Kaç tanesiyle karşılaştık şehirlerde, “Üniversiteyi kazandım, dersim için en basitinden bir laptopa, bilgisayara ihtiyacım var” diyor alamıyor. "Para biriktiriyorum tam alacak gibi oluyorum fiyat artıyor, biraz daha biriktiriyorum yine alacak gibi oluyorum yine fiyat artıyor" diyor. "Yetişemiyoruz arkadan" diyor.

Maalesef yeniden eski günlerdeki gibi atari ilanları falan çıkmaya başladı, görmüşsünüzdür. Ekonomide, hukukta, adalette ülke yetmişli, seksenli yıllara götüren iktidar, çocukların, gençlerin oyunlarında 80 model cihazlara tekrar döndürüyorlar. Peki arkadaşlarım bu kahredici tabloyu partili medyada görebiliyor musunuz? Partili medyada Türkiye'nin bu gerçekleri var mı? Yok göremiyoruz.

Çünkü partili medya gençlerin yaşadığı bu yoksullukla, yoklukla ilgilenmiyor. Onların derdi başka; paralı asker. Patronlarını dinliyorlar. Patronları ne derse onu yazıyorlar. "Şunu yazma" diyor, yazmıyorlar. Bir sağa, bir sola çamur atmakla uğraştıkları için vatana, millete hayırlı tek bir iş yapmaya zamanları da kalmıyor.

Bakın bu partili medyada arkadaşlar adı pelikan mıdır, melikan mıdır, kuş sürüsü müdür nedir? Geçenlerde bana dönük bir kampanya başlatmışlar. Sebep? Gençlik yıllarında kendi imkanlarımla yurt dışına çıkmışım. Bu kuş sürüleri ve onların akıl babaları kamu kaynaklarını tepe tepe kullanmayı alışkanlık haline getirdikleri için herhalde şaşırdılar.

Değerli arkadaşlar;

Ben dünyayı gezip görmüş olmaktan, görgü ve bilgimi artırmış olmaktan gurur duyarım. Kendi imkanlarımla dünyayı tanımaktan, yeni bilgiler öğrenmekten niye utanacak mıyım? Siz utanın, siz.

Bu ülkenin gençlerinin en temel ihtiyaçlarını karşılayamayacak duruma düşürdüğünüz için siz utanın. Öyle kamu kaynaklarıyla, nereden geldiği bilinmeyen paralarla boğaz kenarlarından operasyon işleri yapanlar ve onlara bunu yaptıranlar anlayamaz bunu, anlayamaz.

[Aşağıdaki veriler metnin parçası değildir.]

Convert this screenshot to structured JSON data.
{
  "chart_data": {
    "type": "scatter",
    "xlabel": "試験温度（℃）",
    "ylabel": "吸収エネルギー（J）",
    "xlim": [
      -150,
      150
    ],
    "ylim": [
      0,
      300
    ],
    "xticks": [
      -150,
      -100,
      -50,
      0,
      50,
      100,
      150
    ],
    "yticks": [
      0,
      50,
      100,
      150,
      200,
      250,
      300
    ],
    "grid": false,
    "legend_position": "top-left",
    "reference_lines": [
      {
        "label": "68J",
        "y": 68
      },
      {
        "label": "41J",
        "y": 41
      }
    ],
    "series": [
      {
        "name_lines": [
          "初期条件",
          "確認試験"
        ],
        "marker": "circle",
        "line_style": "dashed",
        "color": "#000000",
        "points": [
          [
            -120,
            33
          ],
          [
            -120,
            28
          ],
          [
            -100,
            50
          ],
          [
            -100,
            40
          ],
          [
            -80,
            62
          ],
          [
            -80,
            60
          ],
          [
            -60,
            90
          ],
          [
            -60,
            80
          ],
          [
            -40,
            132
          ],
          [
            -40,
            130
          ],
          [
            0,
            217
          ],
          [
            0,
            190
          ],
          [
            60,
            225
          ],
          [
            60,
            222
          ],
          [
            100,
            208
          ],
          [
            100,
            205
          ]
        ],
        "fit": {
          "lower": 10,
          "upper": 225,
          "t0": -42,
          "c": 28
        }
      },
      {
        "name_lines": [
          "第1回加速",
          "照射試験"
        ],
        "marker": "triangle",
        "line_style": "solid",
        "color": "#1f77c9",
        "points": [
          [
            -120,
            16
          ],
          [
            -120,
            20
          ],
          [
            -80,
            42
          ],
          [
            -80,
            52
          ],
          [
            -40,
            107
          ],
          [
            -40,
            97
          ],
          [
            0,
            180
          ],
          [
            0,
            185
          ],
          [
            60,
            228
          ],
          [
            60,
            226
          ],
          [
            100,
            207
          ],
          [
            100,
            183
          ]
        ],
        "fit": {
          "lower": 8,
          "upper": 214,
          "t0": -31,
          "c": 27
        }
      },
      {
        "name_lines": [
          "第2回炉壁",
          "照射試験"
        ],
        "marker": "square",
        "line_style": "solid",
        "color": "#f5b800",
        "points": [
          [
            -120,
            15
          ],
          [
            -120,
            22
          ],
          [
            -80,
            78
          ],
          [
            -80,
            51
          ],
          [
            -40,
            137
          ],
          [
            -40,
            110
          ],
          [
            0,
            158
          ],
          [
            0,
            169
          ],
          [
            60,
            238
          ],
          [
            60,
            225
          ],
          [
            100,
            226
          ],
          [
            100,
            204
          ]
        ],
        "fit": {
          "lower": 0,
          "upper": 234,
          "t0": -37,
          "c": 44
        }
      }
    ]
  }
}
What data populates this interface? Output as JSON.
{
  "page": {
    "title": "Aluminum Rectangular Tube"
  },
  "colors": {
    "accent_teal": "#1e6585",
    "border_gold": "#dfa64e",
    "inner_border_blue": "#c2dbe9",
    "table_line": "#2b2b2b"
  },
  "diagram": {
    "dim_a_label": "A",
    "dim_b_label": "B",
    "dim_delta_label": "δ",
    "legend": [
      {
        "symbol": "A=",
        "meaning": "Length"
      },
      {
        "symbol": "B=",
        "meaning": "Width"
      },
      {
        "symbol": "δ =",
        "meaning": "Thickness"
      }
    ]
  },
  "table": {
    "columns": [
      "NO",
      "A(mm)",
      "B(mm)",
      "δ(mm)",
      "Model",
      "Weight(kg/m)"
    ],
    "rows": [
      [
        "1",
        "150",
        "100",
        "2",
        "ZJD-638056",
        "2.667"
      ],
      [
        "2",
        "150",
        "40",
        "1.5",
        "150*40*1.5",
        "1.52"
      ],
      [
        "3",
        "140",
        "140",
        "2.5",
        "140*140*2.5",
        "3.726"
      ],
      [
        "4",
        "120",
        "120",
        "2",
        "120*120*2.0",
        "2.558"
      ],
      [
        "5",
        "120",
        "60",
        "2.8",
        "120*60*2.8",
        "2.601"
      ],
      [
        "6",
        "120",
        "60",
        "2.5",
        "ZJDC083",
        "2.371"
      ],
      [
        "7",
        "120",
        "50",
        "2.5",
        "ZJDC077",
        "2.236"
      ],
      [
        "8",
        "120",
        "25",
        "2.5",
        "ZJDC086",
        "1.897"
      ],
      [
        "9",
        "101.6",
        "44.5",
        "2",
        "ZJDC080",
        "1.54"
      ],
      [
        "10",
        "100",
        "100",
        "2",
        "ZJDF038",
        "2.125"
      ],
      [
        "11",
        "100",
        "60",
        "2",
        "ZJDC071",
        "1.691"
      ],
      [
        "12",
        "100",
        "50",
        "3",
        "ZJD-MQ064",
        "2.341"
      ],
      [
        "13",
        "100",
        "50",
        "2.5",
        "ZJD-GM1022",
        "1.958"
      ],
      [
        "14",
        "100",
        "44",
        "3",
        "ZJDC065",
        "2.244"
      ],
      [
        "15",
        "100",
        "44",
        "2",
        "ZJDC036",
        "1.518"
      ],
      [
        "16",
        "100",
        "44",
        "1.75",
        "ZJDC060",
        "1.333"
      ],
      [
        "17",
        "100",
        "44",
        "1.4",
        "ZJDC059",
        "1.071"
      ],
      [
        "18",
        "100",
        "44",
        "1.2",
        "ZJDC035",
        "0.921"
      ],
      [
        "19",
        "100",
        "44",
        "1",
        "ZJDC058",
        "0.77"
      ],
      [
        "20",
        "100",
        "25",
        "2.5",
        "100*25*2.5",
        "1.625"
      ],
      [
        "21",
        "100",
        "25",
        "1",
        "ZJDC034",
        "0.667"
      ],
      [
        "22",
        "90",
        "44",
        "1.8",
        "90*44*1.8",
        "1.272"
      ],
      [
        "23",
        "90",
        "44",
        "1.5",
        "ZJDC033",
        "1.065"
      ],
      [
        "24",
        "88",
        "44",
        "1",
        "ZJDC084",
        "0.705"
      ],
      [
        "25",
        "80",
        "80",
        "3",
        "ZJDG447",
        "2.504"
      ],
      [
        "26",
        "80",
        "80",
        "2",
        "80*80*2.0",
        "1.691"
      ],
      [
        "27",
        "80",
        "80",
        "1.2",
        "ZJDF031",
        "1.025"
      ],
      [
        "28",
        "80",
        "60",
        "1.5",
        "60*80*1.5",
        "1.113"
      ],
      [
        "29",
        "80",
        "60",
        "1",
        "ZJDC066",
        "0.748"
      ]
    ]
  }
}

İşte bu sözüm ona uçan kuş gazeteciliği yapanlar ve onların patronları bu ülkedeki her gencin yüksek kalitede bir hayatı hak ettiğini anlayamıyorlar. En ufak bir eleştiri getirene ne diyorlar? "Şu telefonunu göreyim" diyorlar. Ayıp ya...

Bugün o telefon dediğiniz cihaz aynı zamanda gençlerimizin dünyayla bağını kuruyor. Orada ders çalışıyorlar, orada kitap okuyorlar. Siz bir basit cep telefonunu bu gence lüks olarak sayıyorsanız, siz bu ülkeyi getirdiğiniz durumdan utanın.

Değerli arkadaşlar,

Bakın bu bir vizyon, bir bakış, bir zihniyet meselesi. Onlar insanların gençliğini sömüren bu otoriter ortaklığın kapı kulu oldukları için akılları beş karış havada ne yaparlarsa yapsınlar, bildikleri gibi yapsınlar.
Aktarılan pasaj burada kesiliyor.